Il est convenu de réduire Balzac au réalisme français ; cette caricature résonne déjà comme une ténébreuse affaire. Avec un ton pamphlétaire qui rejoint, d’après lui, l’intention souterraine de la Comédie humaine, Philippe Muray s’applique à retourner la recherche de l’Absolu en mystère(s) du romantisme, nous révélant son vrai visage : avant d’être un mouvement esthétique, le romantisme tirerait sa source dans une mystique du parricide et de l’auto-sacralisation.

"L'Élixir de longue vie", illustration d’Édouard Toudouze.

« L’Élixir de longue vie », illustration d’Édouard Toudouze

Quand Balzac met en scène Don Juan dans L’Élixir de longue vie, il donne à voir la sourde complicité entre le romantisme et le donjuanisme qui s’enracine dans le meurtre du père. Ce meurtre-là, précisément, est glorifié par toute l’esthétique romantique. La sacralisation du cœur manifeste une intoxication du désir qui obéit à un geste sadien où le meurtre du père, modèle d’énergie primitive, conditionne toute une sacralisation du moi, entretenue par la mentalité romantique, palimpseste de ce meurtre, son chant de gloire. Le conte philosophique est un moyen d’éprouver la logique interne de cette « liberté illimitée [qui] tourne souvent à la nécromancie illimitée ». [1]

On a souvent reproché à Balzac ses longues tournures de style, ses lourdeurs ; qu’il suffise pourtant d’apprécier cette nouvelle très brève pour tempérer une telle injustice. En quelques pages, nous apprenons un théorème de vie qu’il aurait pu intégrer à ses Études analytiques : le romantisme est le cache-sexe du libertinage.

Le régicide, entre Don Juan et Sade

Un soir, Don Juan doit suspendre ses orgies pour retrouver son père qui va mourir. Ce dernier lui révèle la formule pour la vie éternelle et lui demande de l’en asperger au moment opportun. Indifférent à la résurrection de son propre père, Don Juan s’autorise à frotter l’œil du défunt pour vérifier l’efficacité de la formule. L’œil du père s’ouvre, « Un œil d’enfant dans une tête de mort », écrit Balzac. Don Juan se précipite pour l’écraser d’un coup de poing et organiser tout de suite l’inhumation.
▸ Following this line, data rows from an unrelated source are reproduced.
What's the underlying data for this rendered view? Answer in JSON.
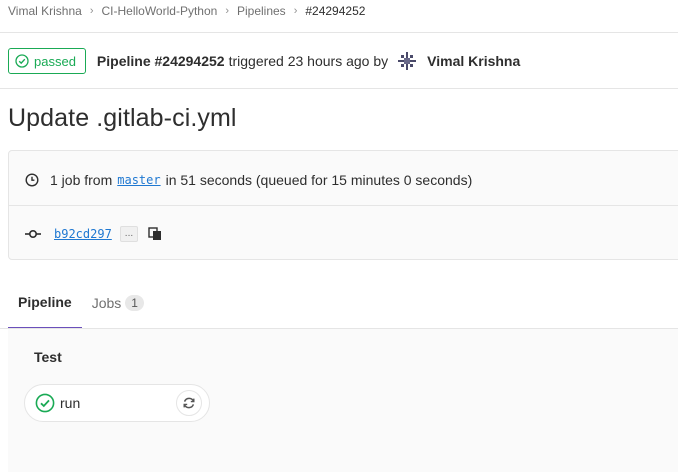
{
  "breadcrumb": {
    "items": [
      "Vimal Krishna",
      "CI-HelloWorld-Python",
      "Pipelines"
    ],
    "current": "#24294252"
  },
  "header": {
    "status_label": "passed",
    "pipeline_label": "Pipeline #24294252",
    "triggered_text": "triggered 23 hours ago by",
    "author": "Vimal Krishna"
  },
  "title": "Update .gitlab-ci.yml",
  "info": {
    "jobs_prefix": "1 job from",
    "branch": "master",
    "duration_text": "in 51 seconds (queued for 15 minutes 0 seconds)",
    "commit_sha": "b92cd297",
    "ellipsis": "..."
  },
  "tabs": [
    {
      "label": "Pipeline",
      "active": true
    },
    {
      "label": "Jobs",
      "count": "1"
    }
  ],
  "graph": {
    "stage_title": "Test",
    "job": {
      "name": "run",
      "status": "success"
    }
  },
  "icons": {
    "status": "check-circle-icon",
    "clock": "clock-icon",
    "commit": "commit-icon",
    "copy": "copy-icon",
    "retry": "retry-icon",
    "avatar": "avatar"
  },
  "colors": {
    "success": "#1aaa55",
    "link": "#1f78d1",
    "active_tab": "#6b4fbb"
  }
}
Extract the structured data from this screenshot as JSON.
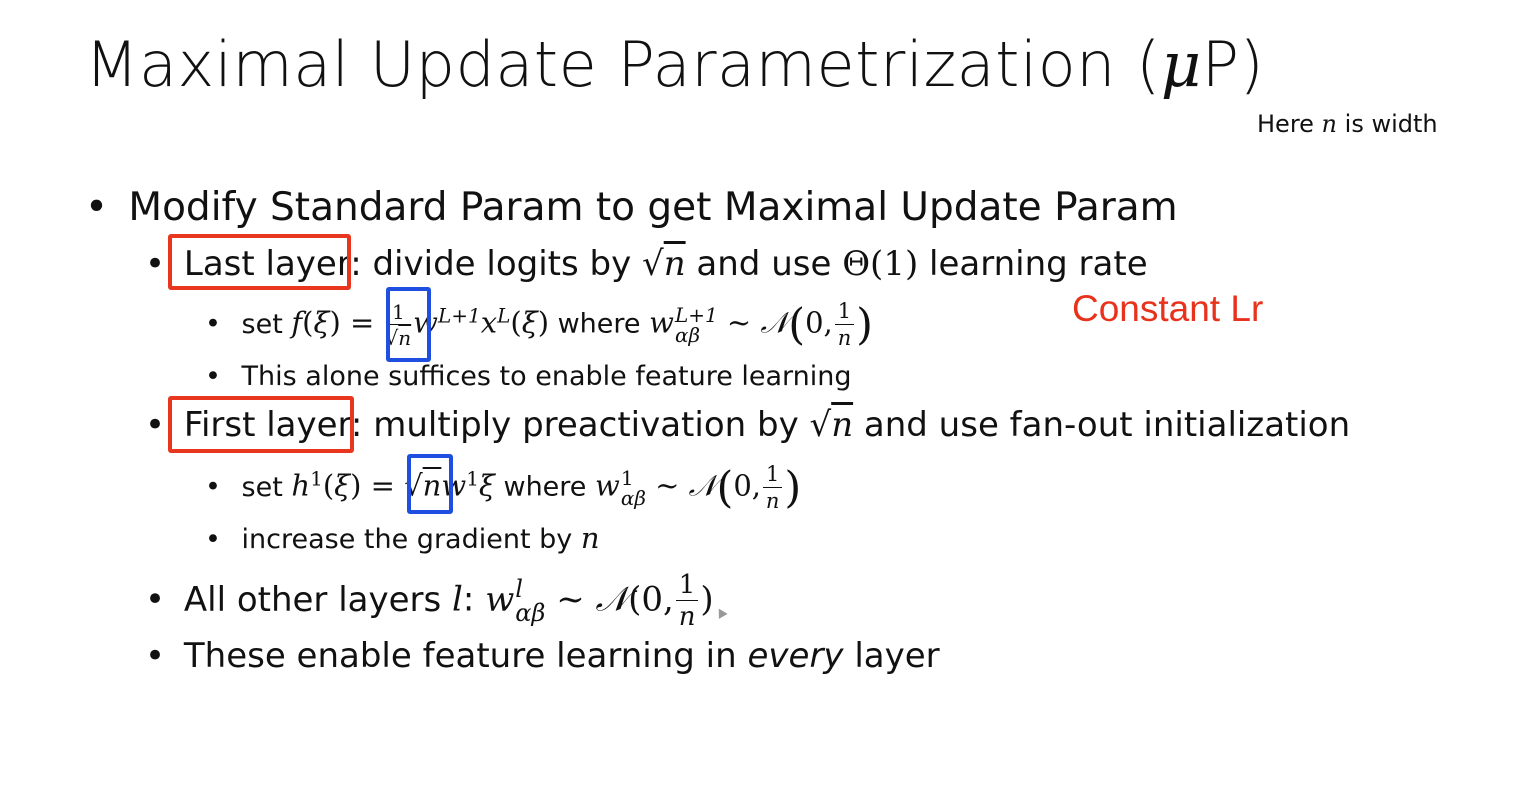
{
  "slide": {
    "title": "Maximal Update Parametrization (",
    "title_mu": "μ",
    "title_end": "P)",
    "note_prefix": "Here ",
    "note_var": "n",
    "note_suffix": " is width",
    "bullet_glyph": "•",
    "bullets": [
      {
        "text": "Modify Standard Param to get Maximal Update Param",
        "children": [
          {
            "label": "Last layer:",
            "text_before": " divide logits by ",
            "text_mid": " and use ",
            "theta": "Θ(1)",
            "text_after": " learning rate",
            "children": [
              {
                "prefix": "set ",
                "where": " where "
              },
              {
                "text": "This alone suffices to enable feature learning"
              }
            ]
          },
          {
            "label": "First layer:",
            "text_before": " multiply preactivation by ",
            "text_after": " and use fan-out initialization",
            "children": [
              {
                "prefix": "set ",
                "where": " where "
              },
              {
                "prefix": "increase the gradient by ",
                "var": "n"
              }
            ]
          },
          {
            "text_before": "All other layers ",
            "var": "l",
            "text_after": ": "
          },
          {
            "text_before": "These enable feature learning in ",
            "emph": "every",
            "text_after": " layer"
          }
        ]
      }
    ],
    "annotation": "Constant Lr",
    "colors": {
      "red_box": "#e8361f",
      "blue_box": "#1f4fe0",
      "annotation": "#e8321c"
    }
  }
}
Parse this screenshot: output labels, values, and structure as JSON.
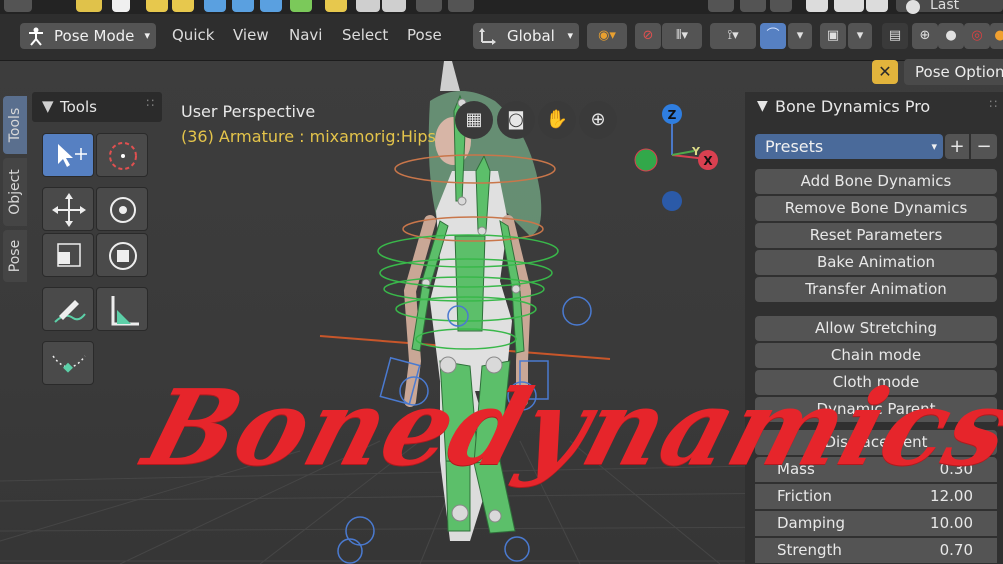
{
  "header": {
    "mode": "Pose Mode",
    "menus": [
      "Quick",
      "View",
      "Navi",
      "Select",
      "Pose"
    ],
    "orientation": "Global"
  },
  "topbar": {
    "last_label": "Last"
  },
  "left_tabs": [
    "Tools",
    "Object",
    "Pose"
  ],
  "tools": {
    "title": "Tools"
  },
  "viewport": {
    "perspective": "User Perspective",
    "object_info": "(36) Armature : mixamorig:Hips",
    "axis_labels": [
      "Z",
      "Y",
      "X"
    ]
  },
  "pose_options_label": "Pose Options",
  "panel": {
    "title": "Bone Dynamics Pro",
    "presets": "Presets",
    "actions": [
      "Add Bone Dynamics",
      "Remove Bone Dynamics",
      "Reset Parameters",
      "Bake Animation",
      "Transfer Animation"
    ],
    "modes": [
      "Allow Stretching",
      "Chain mode",
      "Cloth mode",
      "Dynamic Parent"
    ],
    "section": "Displacement",
    "props": [
      {
        "label": "Mass",
        "value": "0.30"
      },
      {
        "label": "Friction",
        "value": "12.00"
      },
      {
        "label": "Damping",
        "value": "10.00"
      },
      {
        "label": "Strength",
        "value": "0.70"
      }
    ]
  },
  "watermark": "Bonedynamics",
  "colors": {
    "accent": "#5680c2",
    "info_text": "#e4c44a",
    "watermark": "#e6252b",
    "bone_green": "#5cbf6a"
  }
}
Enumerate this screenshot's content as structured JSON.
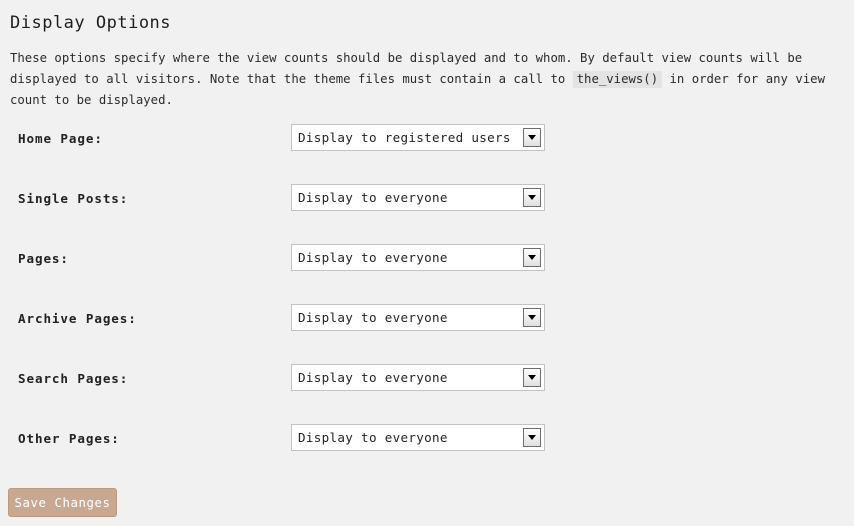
{
  "page": {
    "title": "Display Options",
    "description_part1": "These options specify where the view counts should be displayed and to whom. By default view counts will be displayed to all visitors. Note that the theme files must contain a call to ",
    "description_code": "the_views()",
    "description_part2": " in order for any view count to be displayed."
  },
  "options": {
    "everyone": "Display to everyone",
    "registered": "Display to registered users only"
  },
  "rows": [
    {
      "label": "Home Page:",
      "value": "Display to registered users only",
      "arrow": "chevron-down-icon"
    },
    {
      "label": "Single Posts:",
      "value": "Display to everyone",
      "arrow": "chevron-down-icon"
    },
    {
      "label": "Pages:",
      "value": "Display to everyone",
      "arrow": "chevron-down-icon"
    },
    {
      "label": "Archive Pages:",
      "value": "Display to everyone",
      "arrow": "chevron-down-icon"
    },
    {
      "label": "Search Pages:",
      "value": "Display to everyone",
      "arrow": "chevron-down-icon"
    },
    {
      "label": "Other Pages:",
      "value": "Display to everyone",
      "arrow": "chevron-down-icon"
    }
  ],
  "actions": {
    "save_label": "Save Changes"
  },
  "colors": {
    "page_background": "#f1f1f1",
    "select_border": "#c3c3c3",
    "code_background": "#e4e4e4",
    "save_button_background": "#c8a891",
    "save_button_border": "#bb9a82",
    "save_button_text": "#ffffff",
    "text": "#222222"
  }
}
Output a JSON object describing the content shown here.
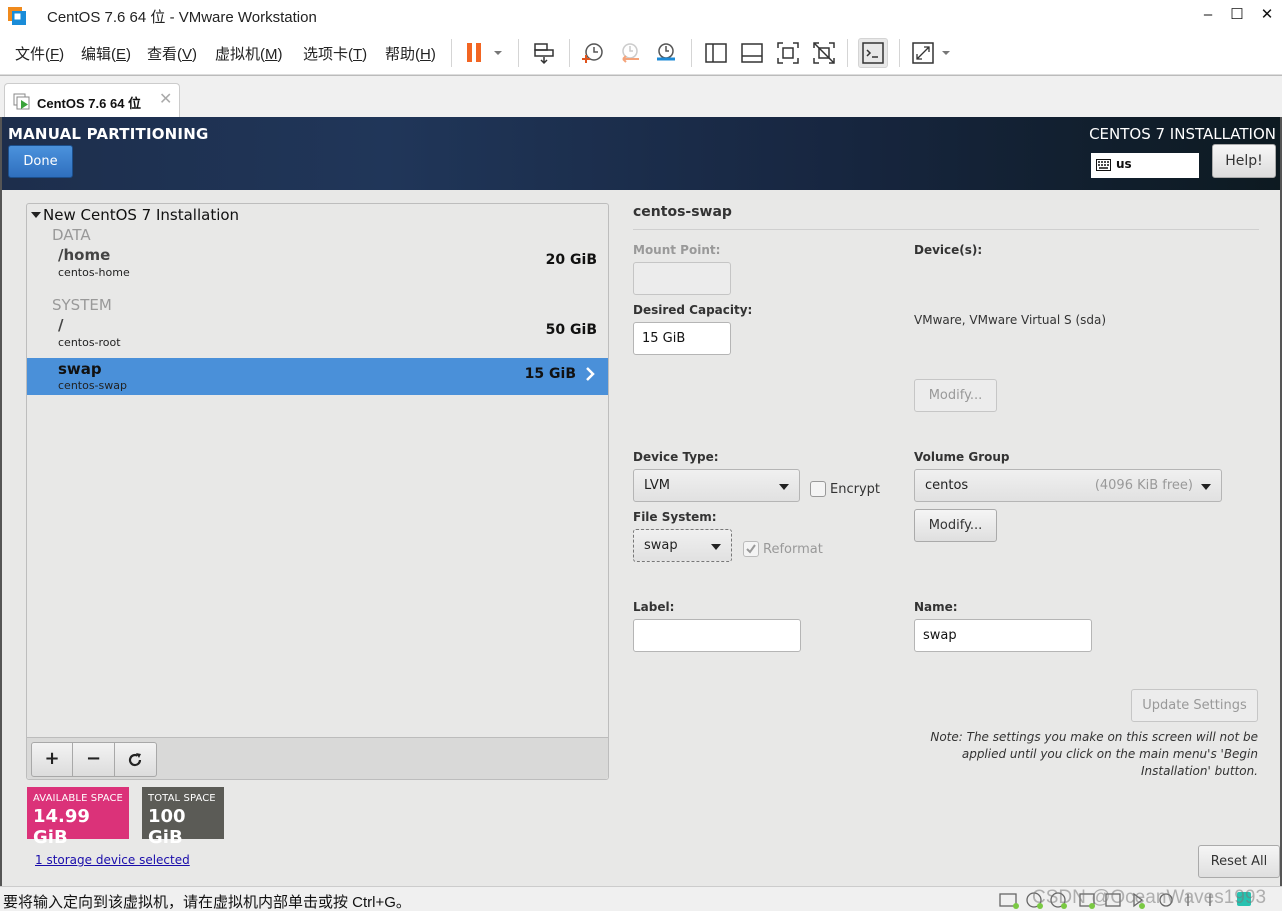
{
  "window": {
    "title": "CentOS 7.6 64 位 - VMware Workstation",
    "minimize_glyph": "–",
    "maximize_glyph": "☐",
    "close_glyph": "✕"
  },
  "menu": [
    {
      "label": "文件(",
      "key": "F",
      "end": ")"
    },
    {
      "label": "编辑(",
      "key": "E",
      "end": ")"
    },
    {
      "label": "查看(",
      "key": "V",
      "end": ")"
    },
    {
      "label": "虚拟机(",
      "key": "M",
      "end": ")"
    },
    {
      "label": "选项卡(",
      "key": "T",
      "end": ")"
    },
    {
      "label": "帮助(",
      "key": "H",
      "end": ")"
    }
  ],
  "toolbar_icons": [
    "pause-icon",
    "send-ctrl-alt-del-icon",
    "snapshot-icon",
    "revert-snapshot-icon",
    "snapshot-manager-icon",
    "library-view-icon",
    "thumbnail-view-icon",
    "fullscreen-icon",
    "unity-icon",
    "console-view-icon",
    "stretch-view-icon"
  ],
  "tab": {
    "label": "CentOS 7.6 64 位",
    "close_glyph": "✕"
  },
  "anaconda": {
    "spoke_title": "MANUAL PARTITIONING",
    "done_label": "Done",
    "product_title": "CENTOS 7 INSTALLATION",
    "keyboard_layout": "us",
    "help_label": "Help!"
  },
  "partitions": {
    "root_label": "New CentOS 7 Installation",
    "groups": [
      {
        "name": "DATA",
        "items": [
          {
            "mount": "/home",
            "device": "centos-home",
            "size": "20 GiB",
            "selected": false
          }
        ]
      },
      {
        "name": "SYSTEM",
        "items": [
          {
            "mount": "/",
            "device": "centos-root",
            "size": "50 GiB",
            "selected": false
          },
          {
            "mount": "swap",
            "device": "centos-swap",
            "size": "15 GiB",
            "selected": true
          }
        ]
      }
    ],
    "add_glyph": "+",
    "remove_glyph": "−",
    "refresh_glyph": "⟳"
  },
  "space": {
    "available_label": "AVAILABLE SPACE",
    "available_value": "14.99 GiB",
    "available_color": "#db3279",
    "total_label": "TOTAL SPACE",
    "total_value": "100 GiB",
    "total_color": "#5b5b56"
  },
  "storage_link": "1 storage device selected",
  "details": {
    "title": "centos-swap",
    "mount_point_label": "Mount Point:",
    "mount_point_value": "",
    "desired_capacity_label": "Desired Capacity:",
    "desired_capacity_value": "15 GiB",
    "devices_label": "Device(s):",
    "devices_value": "VMware, VMware Virtual S (sda)",
    "modify_devices_label": "Modify...",
    "device_type_label": "Device Type:",
    "device_type_value": "LVM",
    "encrypt_label": "Encrypt",
    "encrypt_checked": false,
    "file_system_label": "File System:",
    "file_system_value": "swap",
    "reformat_label": "Reformat",
    "reformat_checked": true,
    "volume_group_label": "Volume Group",
    "volume_group_value": "centos",
    "volume_group_free": "(4096 KiB free)",
    "modify_vg_label": "Modify...",
    "label_label": "Label:",
    "label_value": "",
    "name_label": "Name:",
    "name_value": "swap",
    "update_label": "Update Settings",
    "note": "Note:  The settings you make on this screen will not be applied until you click on the main menu's 'Begin Installation' button.",
    "reset_label": "Reset All"
  },
  "statusbar": {
    "message": "要将输入定向到该虚拟机，请在虚拟机内部单击或按 Ctrl+G。",
    "watermark": "CSDN @OceanWaves1993"
  }
}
En poursuivant sa vie de libertin, il finit par avoir un fils, Philippe, d’une grande piété. À l’heure de la mort, Don Juan reproduit la première scène en demandant à son fils de l’asperger de cette soi-disant eau bénite par le pape. Assuré de la parole de son fils, il meurt sans inquiétude. Au moment d’asperger son père, Philippe tremble et l’élixir s’évapore, touchant uniquement la tête de Don Juan. Elle bouge dans tous les sens au point que le reste du monde est convaincu d’un miracle.

Placé dans une châsse d’où il ricane et hurle, on célèbre pourtant une messe en son honneur. Avec une scène digne des récits d’Edgar Poe, la tête de Don Juan s’arrache et vient se porter sur le prêtre qui officie et lui dévore le crâne. « Imbécile, dis donc qu’il y a un Dieu ? cria la voix au moment où l’abbé, mordu dans sa cervelle, allait expirer. » Et Muray d’ajouter : « Ce que signifie peut-être ce conte noir, c’est qu’il y a un rituel meurtrier de la filiation et que même le père criminel – Don Juan en l’occurrence – ne le sera jamais autant que le fils auquel il a donné le jour. La filiation est cumulativement criminelle. Le crime est progressif et filial. »[2]

Cérémonie du culte naturel (Musée Carnavalet. Paris)

Cérémonie du culte naturel
(Musée Carnavalet. Paris)

Le prêtre qui officie est le personnage-type du romantique qui confond la résurrection avec les revenants, le miracle avec la magie. C’est bien lui qui encense cette fausse gloire, entérine le meurtre jusqu’au morbide, lui donne son imprimatur, son vote, sa voix, sa soutane. Le plus révélateur dans ce conte cruel, clin d’œil byronien, est de voir au grand jour la complicité entre Don Juan et le parricide. La métempsycose déplie l’occultisme de sa religion romantique, surtout quand elle a la couleur noire, et en appelle au retour du père tué, le revenant, en somme, que la littérature d’horreur, de Lovecraft à Stephen King, identifiera au mort-vivant, moyen de remplacer le corps glorieux par l’errant, celui qui trompe la mort. En tournant autour de sa passion, le romantique neutralise la résurrection et reproduit, selon un schéma cyclique, la mort incessante, la hantise, « l’instant de mort qui divinise » [3] Sous cet angle, la décapitation de Don Juan démasque le « faux père » très proche de ces « rois en demi-solde »[4] qui renvoient aux Orléans, souvenir de « Philippe-Egalité » votant la mort de Louis XVI.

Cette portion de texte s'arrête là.